Nicola Kirk: Author and Collector of Paranormal Stories and Other Strange Encounters

Posts tagged ‘Australia’

This Craving For Jellied Eels and Blue Cheese Is Not Mine! – The Curious Phenomenon of Cellular Memory

It’s generally accepted that our personalities, our memories, the things that make us who we are, are locked deep within our brains and that’s where they stay.  Or is it?  Is it possible that our memories and personalities are also locked into each and every one of our cells, too?

Imagine going into hospital to receive a kidney from a donor.  You go in a strict vegetarian but come out craving a big fat steak (and not just because of the hospital food you’ve been forced to endure).  Or, perhaps you went into hospital a die-hard heavy metal fan and came out desperate to listen to a spot of Beethoven?  What could cause these strange and unlikely changes in personality?

There is a theory (that’s as far as it’s got at the moment because scientists frown at the concept) that if a person undergoes an organ transplant then it is possible that the recipient can take on some of the characteristics of the organ donor.  For example:

In Australia, a young man by the name of Kaden Delaney was killed in a car crash and his heart was transplanted to David Waters.   Not long after the transplant, David developed a serious taste for Burger Rings, whereas he’d never eaten them before.  It transpired that Burger Rings had been one of Kaden’s favourite munchies.

In 1988, a woman called Claire Sylvia left hospital after receiving the heart of an 18-year-old male.  She soon began to notice some strange traits in her personality that certainly weren’t hers.  She found that she would strut down the street like a man, which caused a bit of an issue seeing as she was normally a graceful dancer.  Her diet changed to the point where she would often fancy a nice pint and her dreams were haunted by a strange man called Tim.  Claire discovered that her heart donor had been a man called Tim and her newly acquired habits very closely matched those of her donor.

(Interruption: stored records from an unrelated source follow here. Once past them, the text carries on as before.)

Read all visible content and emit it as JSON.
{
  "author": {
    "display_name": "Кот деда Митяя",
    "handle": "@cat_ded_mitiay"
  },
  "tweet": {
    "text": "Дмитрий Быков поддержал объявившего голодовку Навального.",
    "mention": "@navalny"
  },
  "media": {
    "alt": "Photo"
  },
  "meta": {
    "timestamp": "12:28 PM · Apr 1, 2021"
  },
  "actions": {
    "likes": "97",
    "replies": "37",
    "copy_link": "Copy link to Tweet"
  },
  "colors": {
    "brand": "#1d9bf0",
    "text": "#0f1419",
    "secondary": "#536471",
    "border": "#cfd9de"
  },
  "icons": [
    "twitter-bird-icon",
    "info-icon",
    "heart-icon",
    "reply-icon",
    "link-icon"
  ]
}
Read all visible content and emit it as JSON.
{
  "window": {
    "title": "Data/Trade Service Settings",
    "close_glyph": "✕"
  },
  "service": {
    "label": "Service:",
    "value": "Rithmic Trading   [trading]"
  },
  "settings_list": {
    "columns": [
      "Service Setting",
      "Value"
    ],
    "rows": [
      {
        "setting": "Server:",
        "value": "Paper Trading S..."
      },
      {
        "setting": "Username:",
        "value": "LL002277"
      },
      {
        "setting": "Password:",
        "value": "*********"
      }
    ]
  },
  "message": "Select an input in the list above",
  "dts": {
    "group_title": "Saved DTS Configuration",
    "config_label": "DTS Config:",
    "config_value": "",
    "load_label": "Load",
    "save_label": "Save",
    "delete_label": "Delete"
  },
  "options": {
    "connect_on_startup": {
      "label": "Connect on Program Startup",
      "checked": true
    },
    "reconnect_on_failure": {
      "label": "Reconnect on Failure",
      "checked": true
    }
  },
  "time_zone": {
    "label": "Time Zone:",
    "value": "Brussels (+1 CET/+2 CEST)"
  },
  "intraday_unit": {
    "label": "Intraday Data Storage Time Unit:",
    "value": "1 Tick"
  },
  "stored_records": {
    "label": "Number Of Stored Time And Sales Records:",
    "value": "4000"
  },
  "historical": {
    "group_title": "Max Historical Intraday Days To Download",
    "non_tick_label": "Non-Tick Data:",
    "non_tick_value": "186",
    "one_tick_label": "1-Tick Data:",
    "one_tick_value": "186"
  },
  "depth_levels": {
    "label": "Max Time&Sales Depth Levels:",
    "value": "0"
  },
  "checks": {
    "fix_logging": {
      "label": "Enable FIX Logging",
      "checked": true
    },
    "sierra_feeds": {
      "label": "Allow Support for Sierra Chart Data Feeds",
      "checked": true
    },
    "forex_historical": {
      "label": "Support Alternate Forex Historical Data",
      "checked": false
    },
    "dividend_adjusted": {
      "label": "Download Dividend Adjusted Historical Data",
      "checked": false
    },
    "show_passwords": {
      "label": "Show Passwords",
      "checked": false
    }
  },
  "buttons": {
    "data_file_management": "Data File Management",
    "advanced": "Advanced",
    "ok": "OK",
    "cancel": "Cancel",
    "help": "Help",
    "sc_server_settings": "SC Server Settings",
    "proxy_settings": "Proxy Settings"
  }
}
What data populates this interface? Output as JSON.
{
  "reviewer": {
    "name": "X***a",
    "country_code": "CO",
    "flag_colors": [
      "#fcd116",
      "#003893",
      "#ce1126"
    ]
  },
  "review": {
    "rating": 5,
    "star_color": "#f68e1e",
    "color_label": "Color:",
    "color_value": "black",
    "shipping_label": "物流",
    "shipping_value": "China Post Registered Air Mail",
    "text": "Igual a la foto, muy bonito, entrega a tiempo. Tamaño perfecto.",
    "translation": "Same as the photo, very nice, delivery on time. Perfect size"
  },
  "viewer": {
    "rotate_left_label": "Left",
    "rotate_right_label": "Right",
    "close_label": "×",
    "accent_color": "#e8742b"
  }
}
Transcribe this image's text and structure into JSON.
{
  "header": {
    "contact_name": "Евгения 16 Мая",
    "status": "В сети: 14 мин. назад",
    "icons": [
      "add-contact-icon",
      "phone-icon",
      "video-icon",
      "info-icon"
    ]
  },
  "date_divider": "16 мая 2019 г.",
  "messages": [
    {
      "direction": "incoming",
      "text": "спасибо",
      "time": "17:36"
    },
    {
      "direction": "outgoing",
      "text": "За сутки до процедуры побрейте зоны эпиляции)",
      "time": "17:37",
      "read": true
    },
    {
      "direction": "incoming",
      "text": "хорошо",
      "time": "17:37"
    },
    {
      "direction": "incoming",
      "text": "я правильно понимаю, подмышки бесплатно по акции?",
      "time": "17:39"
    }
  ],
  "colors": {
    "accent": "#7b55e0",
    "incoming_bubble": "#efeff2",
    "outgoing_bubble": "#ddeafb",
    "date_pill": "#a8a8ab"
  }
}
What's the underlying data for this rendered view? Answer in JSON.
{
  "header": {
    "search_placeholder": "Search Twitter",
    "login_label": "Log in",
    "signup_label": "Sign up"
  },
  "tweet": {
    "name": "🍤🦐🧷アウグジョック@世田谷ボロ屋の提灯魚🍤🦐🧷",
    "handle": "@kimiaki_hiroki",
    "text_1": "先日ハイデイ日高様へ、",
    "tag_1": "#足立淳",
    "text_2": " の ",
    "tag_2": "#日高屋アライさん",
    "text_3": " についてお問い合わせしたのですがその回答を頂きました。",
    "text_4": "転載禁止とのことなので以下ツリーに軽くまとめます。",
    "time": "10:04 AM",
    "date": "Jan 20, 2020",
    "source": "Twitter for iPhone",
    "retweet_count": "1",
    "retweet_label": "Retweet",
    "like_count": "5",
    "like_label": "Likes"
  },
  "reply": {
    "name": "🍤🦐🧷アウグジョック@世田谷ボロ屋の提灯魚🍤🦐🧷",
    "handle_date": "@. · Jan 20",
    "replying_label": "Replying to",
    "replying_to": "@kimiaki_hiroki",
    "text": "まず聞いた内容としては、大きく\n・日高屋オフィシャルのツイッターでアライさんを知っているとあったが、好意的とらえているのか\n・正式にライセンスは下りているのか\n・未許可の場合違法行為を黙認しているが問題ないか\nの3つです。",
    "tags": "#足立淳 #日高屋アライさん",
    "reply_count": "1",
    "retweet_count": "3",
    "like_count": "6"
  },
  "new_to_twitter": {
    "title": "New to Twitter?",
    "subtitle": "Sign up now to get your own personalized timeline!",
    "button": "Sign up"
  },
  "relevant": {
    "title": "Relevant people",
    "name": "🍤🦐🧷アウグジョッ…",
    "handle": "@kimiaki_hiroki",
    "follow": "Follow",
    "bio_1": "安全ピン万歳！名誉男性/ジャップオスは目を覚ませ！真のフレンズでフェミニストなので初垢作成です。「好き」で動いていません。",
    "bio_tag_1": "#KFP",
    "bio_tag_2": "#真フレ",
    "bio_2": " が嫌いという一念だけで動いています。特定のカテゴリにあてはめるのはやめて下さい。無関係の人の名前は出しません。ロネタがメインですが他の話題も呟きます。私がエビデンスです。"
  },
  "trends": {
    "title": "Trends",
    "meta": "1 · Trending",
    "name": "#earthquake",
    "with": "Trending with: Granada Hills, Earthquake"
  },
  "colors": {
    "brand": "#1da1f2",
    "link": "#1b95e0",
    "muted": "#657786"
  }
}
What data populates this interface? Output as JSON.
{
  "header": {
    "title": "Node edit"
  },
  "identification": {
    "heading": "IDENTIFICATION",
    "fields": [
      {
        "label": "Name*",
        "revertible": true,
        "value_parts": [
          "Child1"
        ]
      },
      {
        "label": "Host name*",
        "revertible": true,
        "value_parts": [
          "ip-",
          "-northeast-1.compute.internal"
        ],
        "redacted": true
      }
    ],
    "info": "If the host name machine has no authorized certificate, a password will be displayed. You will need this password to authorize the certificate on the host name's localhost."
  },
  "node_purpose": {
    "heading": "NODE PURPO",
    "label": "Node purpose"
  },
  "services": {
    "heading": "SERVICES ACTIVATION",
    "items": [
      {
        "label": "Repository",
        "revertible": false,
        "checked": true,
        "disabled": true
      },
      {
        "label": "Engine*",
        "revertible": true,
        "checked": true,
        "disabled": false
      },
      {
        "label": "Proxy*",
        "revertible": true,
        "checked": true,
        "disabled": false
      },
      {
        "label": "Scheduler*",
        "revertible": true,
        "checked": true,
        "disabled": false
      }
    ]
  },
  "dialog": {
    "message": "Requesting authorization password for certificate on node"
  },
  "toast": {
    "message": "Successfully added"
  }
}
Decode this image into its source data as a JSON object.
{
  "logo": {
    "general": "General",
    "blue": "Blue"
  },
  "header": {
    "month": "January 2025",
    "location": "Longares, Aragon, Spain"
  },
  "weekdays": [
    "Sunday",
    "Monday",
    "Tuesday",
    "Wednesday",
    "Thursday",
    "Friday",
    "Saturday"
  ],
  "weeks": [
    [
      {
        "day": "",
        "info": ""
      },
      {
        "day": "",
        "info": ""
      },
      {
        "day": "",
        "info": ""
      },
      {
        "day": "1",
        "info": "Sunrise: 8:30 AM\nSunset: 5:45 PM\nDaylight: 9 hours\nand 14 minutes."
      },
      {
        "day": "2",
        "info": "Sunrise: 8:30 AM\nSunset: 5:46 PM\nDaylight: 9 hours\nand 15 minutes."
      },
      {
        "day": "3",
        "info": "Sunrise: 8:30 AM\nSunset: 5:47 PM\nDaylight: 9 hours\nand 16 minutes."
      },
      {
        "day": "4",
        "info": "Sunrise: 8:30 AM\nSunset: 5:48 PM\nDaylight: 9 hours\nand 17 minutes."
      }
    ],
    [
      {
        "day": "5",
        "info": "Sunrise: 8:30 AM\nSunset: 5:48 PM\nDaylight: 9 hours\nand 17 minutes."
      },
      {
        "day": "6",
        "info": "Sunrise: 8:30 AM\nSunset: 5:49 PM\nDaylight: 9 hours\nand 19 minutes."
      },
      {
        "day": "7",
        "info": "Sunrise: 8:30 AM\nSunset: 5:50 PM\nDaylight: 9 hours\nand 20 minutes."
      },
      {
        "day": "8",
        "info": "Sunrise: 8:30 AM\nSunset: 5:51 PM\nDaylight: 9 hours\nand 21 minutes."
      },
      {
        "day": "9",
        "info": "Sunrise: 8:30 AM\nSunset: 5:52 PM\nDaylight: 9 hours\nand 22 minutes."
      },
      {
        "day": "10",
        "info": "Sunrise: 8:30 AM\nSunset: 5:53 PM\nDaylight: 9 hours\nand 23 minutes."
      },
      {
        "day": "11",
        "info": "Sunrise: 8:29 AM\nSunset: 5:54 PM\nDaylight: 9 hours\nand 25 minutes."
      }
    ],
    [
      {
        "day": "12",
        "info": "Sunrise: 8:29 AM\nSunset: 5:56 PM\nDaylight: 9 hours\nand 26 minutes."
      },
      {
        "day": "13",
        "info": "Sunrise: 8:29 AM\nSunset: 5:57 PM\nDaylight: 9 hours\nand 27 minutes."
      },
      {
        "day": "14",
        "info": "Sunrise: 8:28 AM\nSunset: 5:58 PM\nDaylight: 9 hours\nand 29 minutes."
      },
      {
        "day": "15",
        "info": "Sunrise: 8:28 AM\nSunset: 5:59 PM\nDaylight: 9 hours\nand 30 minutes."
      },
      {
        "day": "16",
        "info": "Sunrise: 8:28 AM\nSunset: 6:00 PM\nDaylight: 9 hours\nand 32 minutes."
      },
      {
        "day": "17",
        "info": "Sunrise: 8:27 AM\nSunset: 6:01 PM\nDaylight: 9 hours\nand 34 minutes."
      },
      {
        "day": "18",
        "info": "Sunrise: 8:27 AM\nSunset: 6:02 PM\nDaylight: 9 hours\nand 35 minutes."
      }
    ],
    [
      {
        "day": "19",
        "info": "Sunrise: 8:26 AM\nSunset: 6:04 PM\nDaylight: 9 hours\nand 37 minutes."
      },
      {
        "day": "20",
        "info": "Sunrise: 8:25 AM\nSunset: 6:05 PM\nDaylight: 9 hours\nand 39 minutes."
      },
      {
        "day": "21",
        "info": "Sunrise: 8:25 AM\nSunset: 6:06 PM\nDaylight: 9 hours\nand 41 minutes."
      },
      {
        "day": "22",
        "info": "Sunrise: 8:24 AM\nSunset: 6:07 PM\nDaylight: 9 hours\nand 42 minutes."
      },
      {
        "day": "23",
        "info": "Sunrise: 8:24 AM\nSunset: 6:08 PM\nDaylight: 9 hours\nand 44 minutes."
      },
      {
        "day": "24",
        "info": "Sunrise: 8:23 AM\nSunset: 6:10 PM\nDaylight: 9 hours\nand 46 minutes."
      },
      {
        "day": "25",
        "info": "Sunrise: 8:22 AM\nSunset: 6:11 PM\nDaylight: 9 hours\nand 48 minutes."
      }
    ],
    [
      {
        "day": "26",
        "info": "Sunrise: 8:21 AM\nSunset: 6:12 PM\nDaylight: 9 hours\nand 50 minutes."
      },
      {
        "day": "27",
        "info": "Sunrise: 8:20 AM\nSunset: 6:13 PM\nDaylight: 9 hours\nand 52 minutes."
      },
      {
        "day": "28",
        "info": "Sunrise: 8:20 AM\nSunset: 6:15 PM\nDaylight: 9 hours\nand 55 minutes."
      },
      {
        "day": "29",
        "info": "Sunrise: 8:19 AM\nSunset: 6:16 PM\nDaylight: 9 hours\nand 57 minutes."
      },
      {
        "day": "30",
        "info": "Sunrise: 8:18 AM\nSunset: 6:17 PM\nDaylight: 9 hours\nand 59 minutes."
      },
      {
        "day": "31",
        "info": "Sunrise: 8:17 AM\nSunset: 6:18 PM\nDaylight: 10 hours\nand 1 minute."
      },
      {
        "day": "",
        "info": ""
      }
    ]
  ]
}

A further case about a seriously ill woman receiving an organ transplant from a man can be seen here – well, YouTube videos are always a good source of entertainment for the more visually excitable amongst us:

These are just a handful of cases and, even though scientists shake their heads and frown at the prospect of cellular memory, it certainly gives us food for thought (and perhaps even a bit of a swagger, too).


©Nicola Kirk and 2010


Fortean Times 45:8


No Rest For The Wicked – Graveyard Guardians

Many people are frightened of graveyards, it’s only natural, but is it the sight of all those headstones and tombs that makes you uneasy or… is there something else watching you?

It might take a bit of time but if you can hunt down the first grave in a cemetery you might just get to meet the Graveyard Guardian.  The legend is that the spirit of the first person laid to rest in a graveyard  remains on the earthly plane to keep an eye on comings and goings and keep the other graveyard residents safe.

Unfortunately, in times of old, some villagers were a little too impatient to wait for someone to die of natural causes and fill the role.  According to an article by Marq English in issue 45 of Paranormal Magazine (p74), ‘it is believed that the early inhabitants of Cheam (in Surrey) butchered the village simpleton by cutting his throat and allowing the blood to spill into the graveyard so his spirit would be its first Guardian’.  So if we learn nothing else today, don’t visit Cheam when they’re opening a new graveyard.

According to there is a legend that people used to be buried alive in new graveyards to create a guardian.  These guardians were known as ankou.

The ankou is also mentioned by Frenchman Anatole Le Braz, who was a collector and translator of Breton (Brittany) folklore in the 19th Century.  In his best-seller, “The Legend of Death”, Anatole writes:

The Ankou is the henchman of the Death (oberour ar maro). The last dead of the year, in each parish, becomes the Ankou of this parish for all the following year. When it has been, in a year, more death than usual, one says about the Ankou:

War ma fé, heman zo eun Anko drouk.

“On my faith, this one is a nasty Ankou.”

The Black Shuck, a strange creature whom I have written about previously, occasionally also takes on the role of graveyard guardian, although whether the shuck is the spirit of the first graveyard resident or a completely different paranormal being in its own right is unclear:

One notable story from Australia perhaps provides evidence of the persistence of the black dog legend beyond its native Europe. In Picton, NSW, there is a wonderful historical graveyard attached to the beautiful church of St Mark. Within the churchyard, the ghostly form of an enormous dog has been seen – even on one occasion chasing people out of the graveyard.”

So if you do decide to visit a graveyard, you’d better behave yourself.  You don’t know who, or what, might be watching.